ANNAPOLIS – A bill that would have required certification of Maryland opticians has died, leaving supporters charging that lawmakers have turned a blind eye to a looming public health threat.
“Obviously the consumers are the losers, because it means the checking and fitting of eyeglasses is still completely unregulated in Maryland,” said Douglas Corby, legislative chairman for the Optician’s Association of Maryland.
Twenty-one states currently require certification of opticians, but Maryland opticians require no certification or education standard — not even a high school diploma.
Supporters said they would introduce the bill again next year, after the House Environmental Matters Committee voted 11-9 to kill a watered-down version of their bill Friday.
But opponents say certification is unnecessary and merely an attempt by smaller optical shops to drive up costs and gain a greater share of the market now dominated by large chain stores.
“A certain segment of Maryland opticians would like to bolster and self-aggrandize themselves without any need or justification by the public,” said Bruce C. Bereano, a lobbyist for Cole Vision, the nation’s largest eyewear chain.
Certification opponents say rigorous in-house training provides opticians with all the education they need. Bereano noted that opticians have existed without government regulation in most states for over 50 years with few complaints.
Opponents said there were only 30 vision-care complaints against opticians filed with the Attorney General’s Office in 1997, a year in which the opticians sold about 432,000 pairs of corrective lenses.
Frank Rozak, secretary-treasurer of the National Association of Optometrics and Opticians, said the low number of complaints shows that the industry has upheld high quality standards on its own.
The failed bill originally called for Maryland opticians to pass a certification test before they could fill eyewear prescriptions.

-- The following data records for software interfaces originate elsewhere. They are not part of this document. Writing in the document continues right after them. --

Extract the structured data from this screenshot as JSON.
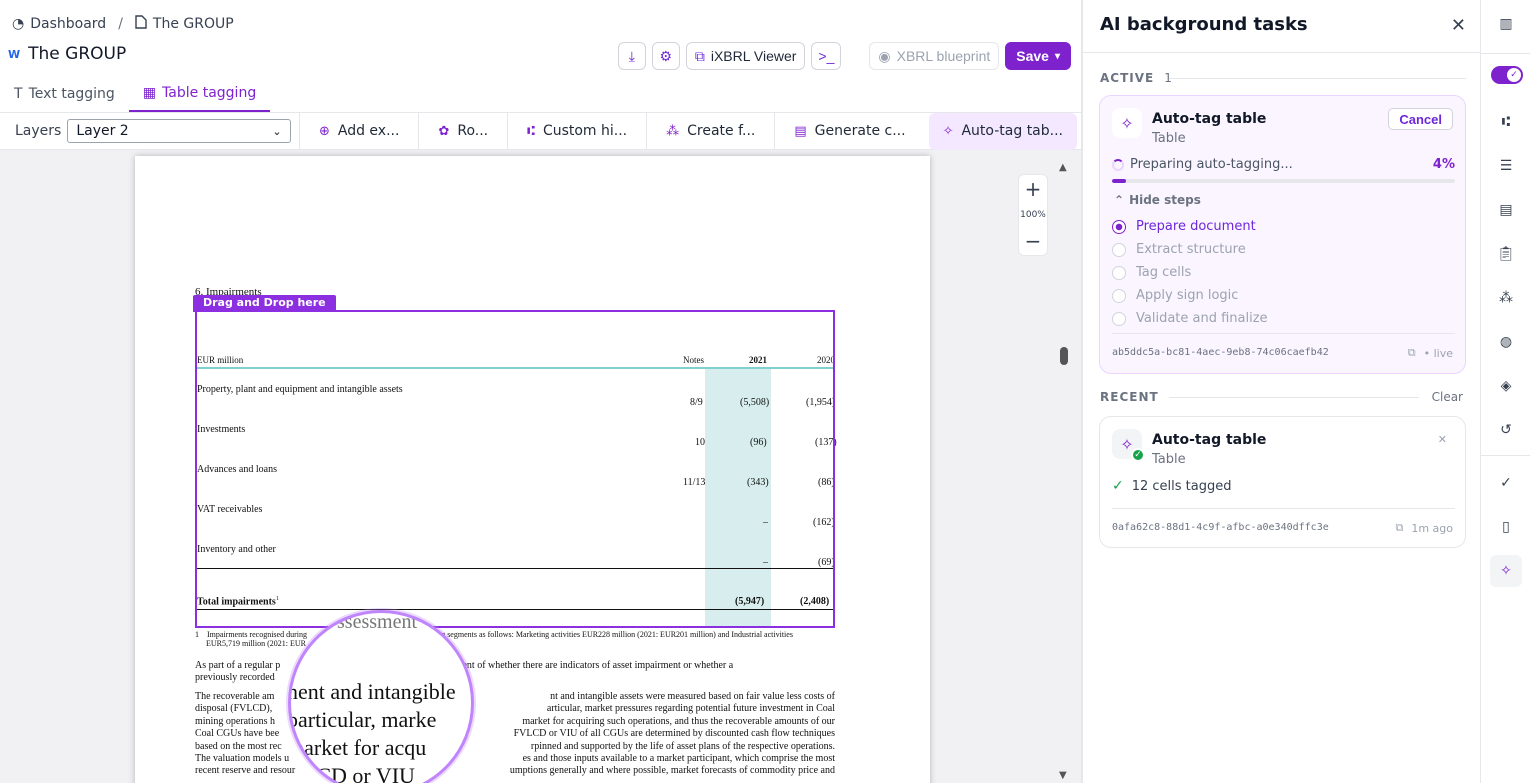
{
  "breadcrumb": {
    "home": "Dashboard",
    "separator": "/",
    "current": "The GROUP"
  },
  "document": {
    "title": "The GROUP",
    "icon": "W"
  },
  "toolbar": {
    "download_icon": "download-icon",
    "settings_icon": "gear-icon",
    "ixbrl_viewer": "iXBRL Viewer",
    "terminal_icon": "terminal-icon",
    "xbrl_blueprint": "XBRL blueprint",
    "save": "Save"
  },
  "tabs": [
    {
      "label": "Text tagging"
    },
    {
      "label": "Table tagging"
    }
  ],
  "layer_bar": {
    "label": "Layers",
    "selected_layer": "Layer 2",
    "actions": [
      "Add ex...",
      "Ro...",
      "Custom hi...",
      "Create f...",
      "Generate c...",
      "Auto-tag tab..."
    ]
  },
  "zoom": {
    "plus": "+",
    "level": "100%",
    "minus": "−"
  },
  "page": {
    "section_title": "6. Impairments",
    "drop_label": "Drag and Drop here",
    "table": {
      "header": {
        "label": "EUR million",
        "notes": "Notes",
        "y2021": "2021",
        "y2020": "2020"
      },
      "rows": [
        {
          "label": "Property, plant and equipment and intangible assets",
          "notes": "8/9",
          "v2021": "(5,508)",
          "v2020": "(1,954)"
        },
        {
          "label": "Investments",
          "notes": "10",
          "v2021": "(96)",
          "v2020": "(137)"
        },
        {
          "label": "Advances and loans",
          "notes": "11/13",
          "v2021": "(343)",
          "v2020": "(86)"
        },
        {
          "label": "VAT receivables",
          "notes": "",
          "v2021": "–",
          "v2020": "(162)"
        },
        {
          "label": "Inventory and other",
          "notes": "",
          "v2021": "–",
          "v2020": "(69)"
        }
      ],
      "total": {
        "label": "Total impairments",
        "sup": "1",
        "v2021": "(5,947)",
        "v2020": "(2,408)"
      }
    },
    "footnote_num": "1",
    "footnote_a": "Impairments recognised during",
    "footnote_b": "erating segments as follows: Marketing activities EUR228 million (2021: EUR201 million) and Industrial activities",
    "footnote_c": "EUR5,719 million (2021: EUR",
    "para1_a": "As part of a regular p",
    "para1_b": "assessment of whether there are indicators of asset impairment or whether a",
    "para1_c": "previously recorded",
    "para2_lines": [
      [
        "The recoverable am",
        "nt and intangible assets were measured based on fair value less costs of"
      ],
      [
        "disposal (FVLCD),",
        "articular, market pressures regarding potential future investment in Coal"
      ],
      [
        "mining operations h",
        "market for acquiring such operations, and thus the recoverable amounts of our"
      ],
      [
        "Coal CGUs have bee",
        "FVLCD or VIU of all CGUs are determined by discounted cash flow techniques"
      ],
      [
        "based on the most rec",
        "rpinned and supported by the life of asset plans of the respective operations."
      ],
      [
        "The valuation models u",
        "es and those inputs available to a market participant, which comprise the most"
      ],
      [
        "recent reserve and resour",
        "umptions generally and where possible, market forecasts of commodity price and"
      ]
    ],
    "magnifier_lines": [
      "ssessment",
      "nent and intangible",
      "particular, marke",
      "market for acqu",
      "VLCD or VIU"
    ]
  },
  "panel": {
    "title": "AI background tasks",
    "active_label": "ACTIVE",
    "active_count": "1",
    "recent_label": "RECENT",
    "clear_label": "Clear",
    "active_task": {
      "title": "Auto-tag table",
      "subtitle": "Table",
      "cancel": "Cancel",
      "status": "Preparing auto-tagging...",
      "percent_label": "4%",
      "progress": 0.04,
      "toggle_steps": "Hide steps",
      "steps": [
        "Prepare document",
        "Extract structure",
        "Tag cells",
        "Apply sign logic",
        "Validate and finalize"
      ],
      "id": "ab5ddc5a-bc81-4aec-9eb8-74c06caefb42",
      "state": "live"
    },
    "recent_task": {
      "title": "Auto-tag table",
      "subtitle": "Table",
      "result": "12 cells tagged",
      "id": "0afa62c8-88d1-4c9f-afbc-a0e340dffc3e",
      "time": "1m ago"
    }
  },
  "colors": {
    "accent": "#7e22ce",
    "success": "#16a34a",
    "highlight": "#d8eeee"
  }
}
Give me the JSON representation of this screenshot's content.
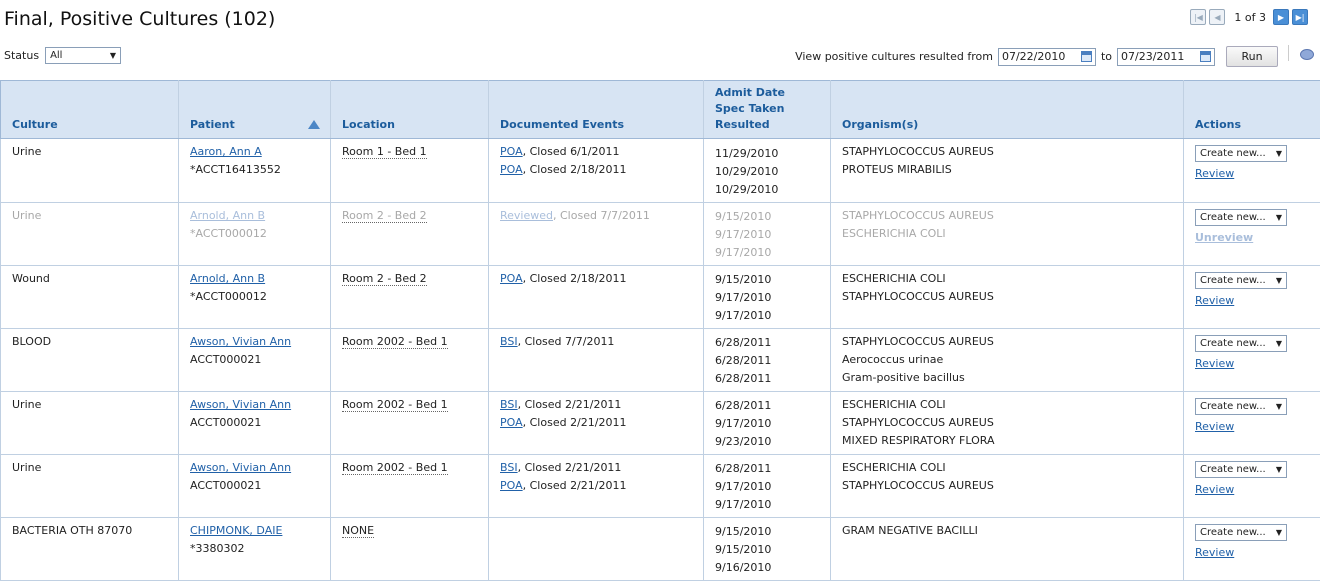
{
  "page": {
    "title": "Final, Positive Cultures (102)"
  },
  "pager": {
    "text": "1 of 3"
  },
  "filters": {
    "status_label": "Status",
    "status_value": "All",
    "range_label": "View positive cultures resulted from",
    "from_date": "07/22/2010",
    "to_label": "to",
    "to_date": "07/23/2011",
    "run_label": "Run"
  },
  "columns": {
    "culture": "Culture",
    "patient": "Patient",
    "location": "Location",
    "events": "Documented Events",
    "dates": [
      "Admit Date",
      "Spec Taken",
      "Resulted"
    ],
    "organisms": "Organism(s)",
    "actions": "Actions"
  },
  "actions": {
    "create_label": "Create new..."
  },
  "rows": [
    {
      "culture": "Urine",
      "patient_name": "Aaron, Ann A",
      "patient_acct": "*ACCT16413552",
      "location": "Room 1 - Bed 1",
      "events": [
        {
          "link": "POA",
          "text": ", Closed 6/1/2011"
        },
        {
          "link": "POA",
          "text": ", Closed 2/18/2011"
        }
      ],
      "dates": [
        "11/29/2010",
        "10/29/2010",
        "10/29/2010"
      ],
      "organisms": [
        "STAPHYLOCOCCUS AUREUS",
        "PROTEUS MIRABILIS"
      ],
      "action_link": "Review"
    },
    {
      "culture": "Urine",
      "patient_name": "Arnold, Ann B",
      "patient_acct": "*ACCT000012",
      "location": "Room 2 - Bed 2",
      "events": [
        {
          "link": "Reviewed",
          "text": ", Closed 7/7/2011"
        }
      ],
      "dates": [
        "9/15/2010",
        "9/17/2010",
        "9/17/2010"
      ],
      "organisms": [
        "STAPHYLOCOCCUS AUREUS",
        "ESCHERICHIA COLI"
      ],
      "action_link": "Unreview"
    },
    {
      "culture": "Wound",
      "patient_name": "Arnold, Ann B",
      "patient_acct": "*ACCT000012",
      "location": "Room 2 - Bed 2",
      "events": [
        {
          "link": "POA",
          "text": ", Closed 2/18/2011"
        }
      ],
      "dates": [
        "9/15/2010",
        "9/17/2010",
        "9/17/2010"
      ],
      "organisms": [
        "ESCHERICHIA COLI",
        "STAPHYLOCOCCUS AUREUS"
      ],
      "action_link": "Review"
    },
    {
      "culture": "BLOOD",
      "patient_name": "Awson, Vivian Ann",
      "patient_acct": "ACCT000021",
      "location": "Room 2002 - Bed 1",
      "events": [
        {
          "link": "BSI",
          "text": ", Closed 7/7/2011"
        }
      ],
      "dates": [
        "6/28/2011",
        "6/28/2011",
        "6/28/2011"
      ],
      "organisms": [
        "STAPHYLOCOCCUS AUREUS",
        "Aerococcus urinae",
        "Gram-positive bacillus"
      ],
      "action_link": "Review"
    },
    {
      "culture": "Urine",
      "patient_name": "Awson, Vivian Ann",
      "patient_acct": "ACCT000021",
      "location": "Room 2002 - Bed 1",
      "events": [
        {
          "link": "BSI",
          "text": ", Closed 2/21/2011"
        },
        {
          "link": "POA",
          "text": ", Closed 2/21/2011"
        }
      ],
      "dates": [
        "6/28/2011",
        "9/17/2010",
        "9/23/2010"
      ],
      "organisms": [
        "ESCHERICHIA COLI",
        "STAPHYLOCOCCUS AUREUS",
        "MIXED RESPIRATORY FLORA"
      ],
      "action_link": "Review"
    },
    {
      "culture": "Urine",
      "patient_name": "Awson, Vivian Ann",
      "patient_acct": "ACCT000021",
      "location": "Room 2002 - Bed 1",
      "events": [
        {
          "link": "BSI",
          "text": ", Closed 2/21/2011"
        },
        {
          "link": "POA",
          "text": ", Closed 2/21/2011"
        }
      ],
      "dates": [
        "6/28/2011",
        "9/17/2010",
        "9/17/2010"
      ],
      "organisms": [
        "ESCHERICHIA COLI",
        "STAPHYLOCOCCUS AUREUS"
      ],
      "action_link": "Review"
    },
    {
      "culture": "BACTERIA OTH 87070",
      "patient_name": "CHIPMONK, DAIE",
      "patient_acct": "*3380302",
      "location": "NONE",
      "events": [],
      "dates": [
        "9/15/2010",
        "9/15/2010",
        "9/16/2010"
      ],
      "organisms": [
        "GRAM NEGATIVE BACILLI"
      ],
      "action_link": "Review"
    }
  ]
}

It also would have formed a regulatory board to oversee the process.
But it ran into trouble when the Board of Physician Quality Assurance balked at its proposed role as overseer of the certification process. Sponsors were unable to find another agency to administer the certification.
In an effort to salvage the bill, supporters offered amendments to drop the certification requirement and instead create a nine-member task force of legislators and state health agency officials to review optician service in Maryland. The amendments also called on the Board of Physician Quality Assurance to register opticians, without having to certify them.
But the diluted version of the bill was still defeated 11-9 by the Environmental Matters Committee.
Del. John Arnick, D-Baltimore County and the bill’s chief sponsor, said he will reintroduce the bill next year and worried that the public is dangerously uninformed about who takes care of their eyes.
“It’s a health-related issue and people have no idea what’s going on,” Arnick said.